Shenk spent her early years in East Africa, the daughter of long-term missionaries Joseph and Edith Shenk.

Buckwalter, the second oldest of four sons of Bob and Betty Lou Buckwalter, most recently of Tok, Alaska, caught his parents’ zest for adventure, which took the family to church-related assignments in several African nations.

Shenk graduated from Eastern Mennonite University in 1990 and did voluntary service work in the Bronx, N.Y., for two years, then worked as a nanny for a year. She earned a teaching certificate from James Madison University and then taught at Belle­ville (Pa.) Mennonite School.

She married Reuben Stoltzfus in 1995 and moved to Charlottesville, where he was in medical school. They moved on to Iowa City, Iowa, for him to pursue medical residencies in child and adult psychiatry while she taught English and drama at Iowa Mennonite School. Three of their four children were born in Iowa.

Buckwalter freely admits to having a heavy dose of wanderlust.

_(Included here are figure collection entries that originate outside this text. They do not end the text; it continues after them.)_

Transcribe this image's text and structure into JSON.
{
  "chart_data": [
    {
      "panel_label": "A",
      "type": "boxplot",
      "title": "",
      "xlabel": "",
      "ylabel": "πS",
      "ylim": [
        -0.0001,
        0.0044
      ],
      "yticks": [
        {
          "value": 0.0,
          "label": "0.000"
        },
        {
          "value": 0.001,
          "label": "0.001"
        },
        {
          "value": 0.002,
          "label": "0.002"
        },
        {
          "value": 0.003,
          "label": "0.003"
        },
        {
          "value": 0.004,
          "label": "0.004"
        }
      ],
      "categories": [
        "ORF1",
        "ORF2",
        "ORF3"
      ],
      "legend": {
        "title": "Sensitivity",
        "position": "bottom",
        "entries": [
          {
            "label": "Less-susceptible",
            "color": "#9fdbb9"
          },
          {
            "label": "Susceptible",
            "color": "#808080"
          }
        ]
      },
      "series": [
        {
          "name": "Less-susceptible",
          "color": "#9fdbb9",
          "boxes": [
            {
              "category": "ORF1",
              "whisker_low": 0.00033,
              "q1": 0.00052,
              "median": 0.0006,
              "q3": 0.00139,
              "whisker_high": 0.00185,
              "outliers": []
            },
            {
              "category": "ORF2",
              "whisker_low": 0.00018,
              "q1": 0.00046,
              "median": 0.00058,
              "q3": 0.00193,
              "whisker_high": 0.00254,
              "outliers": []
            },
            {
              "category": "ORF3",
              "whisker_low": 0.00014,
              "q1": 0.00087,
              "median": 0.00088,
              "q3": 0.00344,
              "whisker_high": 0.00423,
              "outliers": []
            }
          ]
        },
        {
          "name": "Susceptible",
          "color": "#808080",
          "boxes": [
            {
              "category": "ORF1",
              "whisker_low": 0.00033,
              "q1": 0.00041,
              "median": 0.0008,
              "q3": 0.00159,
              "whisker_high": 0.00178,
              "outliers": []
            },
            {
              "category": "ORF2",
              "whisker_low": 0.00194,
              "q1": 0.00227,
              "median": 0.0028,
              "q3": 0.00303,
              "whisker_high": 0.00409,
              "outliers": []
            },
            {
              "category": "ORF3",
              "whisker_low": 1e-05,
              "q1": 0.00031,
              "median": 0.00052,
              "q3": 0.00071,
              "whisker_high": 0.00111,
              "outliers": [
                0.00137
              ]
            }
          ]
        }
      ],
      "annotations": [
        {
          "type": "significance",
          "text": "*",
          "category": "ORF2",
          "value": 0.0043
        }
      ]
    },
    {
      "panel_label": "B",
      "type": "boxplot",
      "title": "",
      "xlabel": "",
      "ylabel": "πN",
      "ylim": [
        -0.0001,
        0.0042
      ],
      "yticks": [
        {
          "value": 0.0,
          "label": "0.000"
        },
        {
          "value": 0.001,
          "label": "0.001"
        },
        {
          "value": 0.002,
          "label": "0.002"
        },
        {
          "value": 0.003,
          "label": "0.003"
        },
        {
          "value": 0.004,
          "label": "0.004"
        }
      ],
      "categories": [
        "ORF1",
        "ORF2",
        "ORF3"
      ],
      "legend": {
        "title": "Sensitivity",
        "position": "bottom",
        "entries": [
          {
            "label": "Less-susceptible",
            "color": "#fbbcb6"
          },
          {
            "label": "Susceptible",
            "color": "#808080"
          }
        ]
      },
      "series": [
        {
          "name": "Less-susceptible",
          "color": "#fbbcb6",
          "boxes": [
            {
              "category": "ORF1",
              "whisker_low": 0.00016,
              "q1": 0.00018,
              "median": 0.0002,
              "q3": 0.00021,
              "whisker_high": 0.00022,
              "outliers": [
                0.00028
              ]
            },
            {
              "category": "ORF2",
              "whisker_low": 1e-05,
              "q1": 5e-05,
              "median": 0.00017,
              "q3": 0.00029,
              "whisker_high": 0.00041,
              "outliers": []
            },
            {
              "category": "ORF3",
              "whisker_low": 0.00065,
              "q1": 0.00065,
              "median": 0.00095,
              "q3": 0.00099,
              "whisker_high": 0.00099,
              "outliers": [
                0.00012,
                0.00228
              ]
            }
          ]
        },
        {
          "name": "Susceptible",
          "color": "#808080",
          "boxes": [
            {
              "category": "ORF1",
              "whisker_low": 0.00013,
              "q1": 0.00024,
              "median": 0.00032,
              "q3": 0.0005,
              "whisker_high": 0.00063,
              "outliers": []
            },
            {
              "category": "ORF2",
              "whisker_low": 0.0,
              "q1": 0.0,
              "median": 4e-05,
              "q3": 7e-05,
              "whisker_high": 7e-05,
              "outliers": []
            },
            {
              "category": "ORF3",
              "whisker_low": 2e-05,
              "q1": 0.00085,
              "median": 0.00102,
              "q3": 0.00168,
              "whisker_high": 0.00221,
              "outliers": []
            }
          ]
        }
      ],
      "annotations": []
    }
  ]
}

His present job, logistics manager at Dynamic Aviation in Bridgewater, is a natural extension of his longtime flight plan of pursuing things he’s always wanted to do, then purchasing a ticket to a new venture in some other corner of the world.

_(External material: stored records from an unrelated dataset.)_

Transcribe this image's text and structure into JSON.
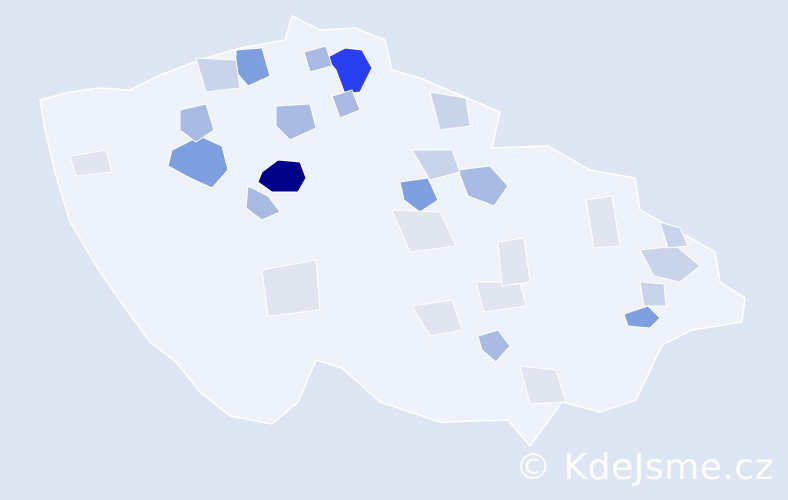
{
  "map": {
    "background_color": "#dde6f2",
    "base_region_color": "#eef2fa",
    "border_color": "#ffffff",
    "color_scale": [
      "#eef2fa",
      "#e1e5ef",
      "#c9d4ea",
      "#a9bbe3",
      "#7e9fe0",
      "#2a3ff0",
      "#000088"
    ],
    "region_levels": [
      6,
      5,
      4,
      4,
      4,
      4,
      3,
      3,
      3,
      3,
      3,
      3,
      3,
      2,
      2,
      2,
      2,
      2,
      2,
      1,
      1,
      1,
      1,
      1,
      1,
      1,
      1
    ]
  },
  "watermark": {
    "text": "© KdeJsme.cz"
  }
}
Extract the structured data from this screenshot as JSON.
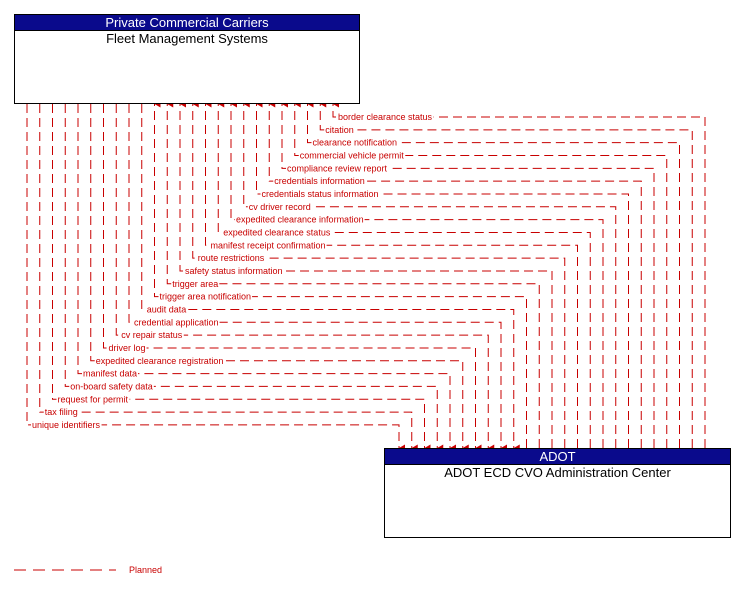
{
  "nodes": {
    "fleet": {
      "header": "Private Commercial Carriers",
      "title": "Fleet Management Systems"
    },
    "adot": {
      "header": "ADOT",
      "title": "ADOT ECD CVO Administration Center"
    }
  },
  "flows": [
    {
      "label": "border clearance status",
      "direction": "to-fleet"
    },
    {
      "label": "citation",
      "direction": "to-fleet"
    },
    {
      "label": "clearance notification",
      "direction": "to-fleet"
    },
    {
      "label": "commercial vehicle permit",
      "direction": "to-fleet"
    },
    {
      "label": "compliance review report",
      "direction": "to-fleet"
    },
    {
      "label": "credentials information",
      "direction": "to-fleet"
    },
    {
      "label": "credentials status information",
      "direction": "to-fleet"
    },
    {
      "label": "cv driver record",
      "direction": "to-fleet"
    },
    {
      "label": "expedited clearance information",
      "direction": "to-fleet"
    },
    {
      "label": "expedited clearance status",
      "direction": "to-fleet"
    },
    {
      "label": "manifest receipt confirmation",
      "direction": "to-fleet"
    },
    {
      "label": "route restrictions",
      "direction": "to-fleet"
    },
    {
      "label": "safety status information",
      "direction": "to-fleet"
    },
    {
      "label": "trigger area",
      "direction": "to-fleet"
    },
    {
      "label": "trigger area notification",
      "direction": "to-fleet"
    },
    {
      "label": "audit data",
      "direction": "to-adot"
    },
    {
      "label": "credential application",
      "direction": "to-adot"
    },
    {
      "label": "cv repair status",
      "direction": "to-adot"
    },
    {
      "label": "driver log",
      "direction": "to-adot"
    },
    {
      "label": "expedited clearance registration",
      "direction": "to-adot"
    },
    {
      "label": "manifest data",
      "direction": "to-adot"
    },
    {
      "label": "on-board safety data",
      "direction": "to-adot"
    },
    {
      "label": "request for permit",
      "direction": "to-adot"
    },
    {
      "label": "tax filing",
      "direction": "to-adot"
    },
    {
      "label": "unique identifiers",
      "direction": "to-adot"
    }
  ],
  "legend": {
    "label": "Planned"
  },
  "colors": {
    "flow": "#c80000",
    "header": "#0a0a8c"
  }
}
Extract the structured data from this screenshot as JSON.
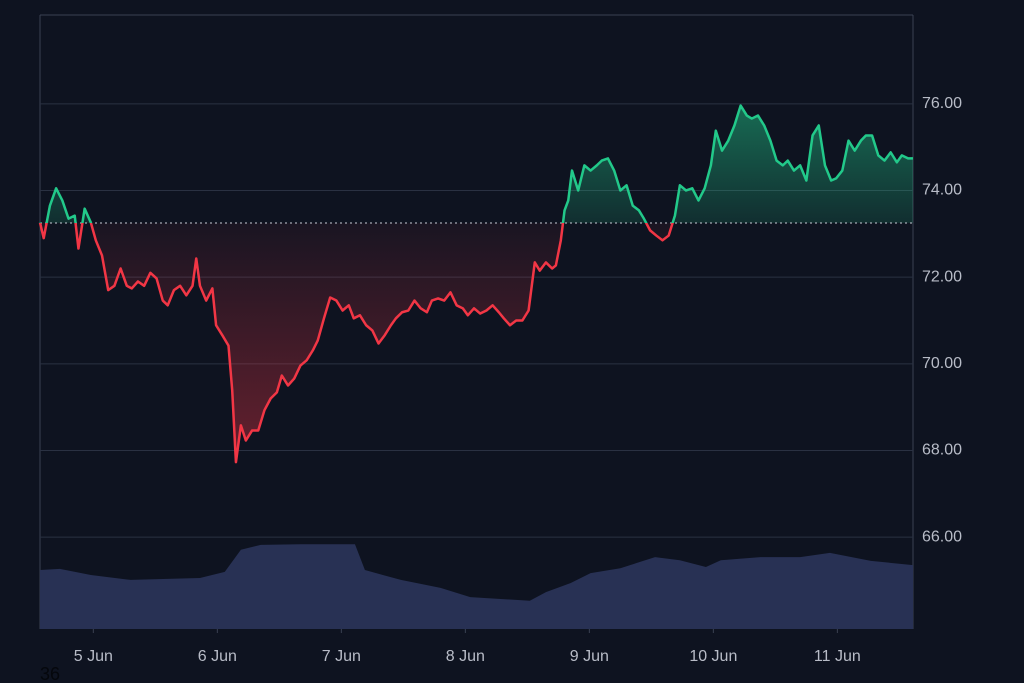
{
  "chart_data": {
    "type": "baseline",
    "annotation": "36",
    "x": [
      4.57,
      4.6,
      4.65,
      4.7,
      4.75,
      4.8,
      4.85,
      4.88,
      4.93,
      4.98,
      5.02,
      5.07,
      5.12,
      5.17,
      5.22,
      5.27,
      5.31,
      5.36,
      5.41,
      5.46,
      5.51,
      5.56,
      5.6,
      5.65,
      5.7,
      5.75,
      5.8,
      5.83,
      5.86,
      5.91,
      5.96,
      5.99,
      6.04,
      6.09,
      6.12,
      6.15,
      6.19,
      6.23,
      6.28,
      6.33,
      6.38,
      6.43,
      6.48,
      6.52,
      6.57,
      6.62,
      6.67,
      6.72,
      6.77,
      6.81,
      6.86,
      6.91,
      6.96,
      7.01,
      7.06,
      7.1,
      7.15,
      7.2,
      7.25,
      7.3,
      7.35,
      7.4,
      7.44,
      7.49,
      7.54,
      7.59,
      7.64,
      7.69,
      7.73,
      7.78,
      7.83,
      7.88,
      7.93,
      7.98,
      8.02,
      8.07,
      8.12,
      8.17,
      8.22,
      8.27,
      8.31,
      8.36,
      8.41,
      8.46,
      8.51,
      8.56,
      8.6,
      8.65,
      8.7,
      8.73,
      8.77,
      8.8,
      8.83,
      8.86,
      8.91,
      8.96,
      9.01,
      9.06,
      9.1,
      9.15,
      9.2,
      9.25,
      9.3,
      9.35,
      9.4,
      9.44,
      9.49,
      9.54,
      9.59,
      9.64,
      9.69,
      9.73,
      9.78,
      9.83,
      9.88,
      9.93,
      9.98,
      10.02,
      10.07,
      10.12,
      10.17,
      10.22,
      10.27,
      10.31,
      10.36,
      10.41,
      10.46,
      10.51,
      10.56,
      10.6,
      10.65,
      10.7,
      10.75,
      10.8,
      10.85,
      10.9,
      10.95,
      10.99,
      11.04,
      11.09,
      11.14,
      11.19,
      11.23,
      11.28,
      11.33,
      11.38,
      11.43,
      11.48,
      11.52,
      11.57,
      11.61
    ],
    "series": [
      {
        "color_up": "#22c98a",
        "color_down": "#f23645",
        "values": [
          73.26,
          72.9,
          73.65,
          74.05,
          73.77,
          73.35,
          73.42,
          72.66,
          73.58,
          73.26,
          72.85,
          72.5,
          71.7,
          71.8,
          72.2,
          71.8,
          71.74,
          71.9,
          71.8,
          72.1,
          71.97,
          71.46,
          71.35,
          71.7,
          71.8,
          71.58,
          71.8,
          72.43,
          71.8,
          71.46,
          71.74,
          70.89,
          70.66,
          70.42,
          69.39,
          67.73,
          68.58,
          68.23,
          68.46,
          68.46,
          68.93,
          69.2,
          69.34,
          69.73,
          69.5,
          69.66,
          69.96,
          70.08,
          70.31,
          70.54,
          71.05,
          71.53,
          71.46,
          71.23,
          71.35,
          71.05,
          71.12,
          70.89,
          70.77,
          70.47,
          70.66,
          70.89,
          71.05,
          71.19,
          71.23,
          71.46,
          71.28,
          71.19,
          71.46,
          71.51,
          71.46,
          71.65,
          71.35,
          71.28,
          71.12,
          71.28,
          71.16,
          71.23,
          71.35,
          71.19,
          71.05,
          70.89,
          71.0,
          71.0,
          71.23,
          72.34,
          72.15,
          72.34,
          72.2,
          72.27,
          72.85,
          73.54,
          73.77,
          74.46,
          74.0,
          74.58,
          74.46,
          74.58,
          74.69,
          74.74,
          74.46,
          74.0,
          74.12,
          73.65,
          73.54,
          73.35,
          73.08,
          72.96,
          72.85,
          72.96,
          73.42,
          74.12,
          74.0,
          74.05,
          73.77,
          74.05,
          74.58,
          75.38,
          74.92,
          75.15,
          75.5,
          75.96,
          75.73,
          75.66,
          75.73,
          75.5,
          75.15,
          74.69,
          74.58,
          74.69,
          74.46,
          74.58,
          74.23,
          75.27,
          75.5,
          74.58,
          74.23,
          74.28,
          74.46,
          75.15,
          74.92,
          75.15,
          75.27,
          75.27,
          74.81,
          74.69,
          74.88,
          74.65,
          74.81,
          74.74,
          74.74
        ]
      }
    ],
    "baseline": 73.25,
    "volume": {
      "axis": "y2",
      "color": "#283154",
      "x": [
        4.57,
        4.73,
        4.98,
        5.3,
        5.86,
        6.06,
        6.19,
        6.35,
        6.67,
        7.11,
        7.19,
        7.48,
        7.8,
        8.04,
        8.52,
        8.65,
        8.85,
        9.01,
        9.25,
        9.53,
        9.73,
        9.94,
        10.06,
        10.38,
        10.7,
        10.94,
        11.27,
        11.61
      ],
      "values": [
        9.6,
        9.8,
        8.8,
        8.0,
        8.3,
        9.3,
        12.9,
        13.7,
        13.8,
        13.8,
        9.6,
        8.0,
        6.7,
        5.2,
        4.6,
        6.0,
        7.5,
        9.1,
        9.9,
        11.7,
        11.2,
        10.1,
        11.2,
        11.7,
        11.7,
        12.4,
        11.1,
        10.4
      ]
    },
    "xlim": [
      4.57,
      11.61
    ],
    "xticks": [
      {
        "value": 5,
        "label": "5 Jun"
      },
      {
        "value": 6,
        "label": "6 Jun"
      },
      {
        "value": 7,
        "label": "7 Jun"
      },
      {
        "value": 8,
        "label": "8 Jun"
      },
      {
        "value": 9,
        "label": "9 Jun"
      },
      {
        "value": 10,
        "label": "10 Jun"
      },
      {
        "value": 11,
        "label": "11 Jun"
      }
    ],
    "ylim": [
      63.88,
      78.05
    ],
    "yticks": [
      {
        "value": 66,
        "label": "66.00"
      },
      {
        "value": 68,
        "label": "68.00"
      },
      {
        "value": 70,
        "label": "70.00"
      },
      {
        "value": 72,
        "label": "72.00"
      },
      {
        "value": 74,
        "label": "74.00"
      },
      {
        "value": 76,
        "label": "76.00"
      }
    ],
    "y2lim": [
      0,
      100
    ],
    "grid": true
  }
}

Before moving to Harrisonburg in 2004, Buckwalter did logistics work for a medical relief non-government agency in Sudan. He did gypsy moth research for the state of Virginia after graduating from EMU in 1991 and then followed the wheat harvest out west. He’s worked for Partners Excavating in Harrisonburg and spent two years working at a homeless shelter in Alaska.

In 2004 Shenk’s family moved from Iowa back to Charlottesville for Reuben Stoltzfus to pursue postdoctoral work in forensic psychiatry.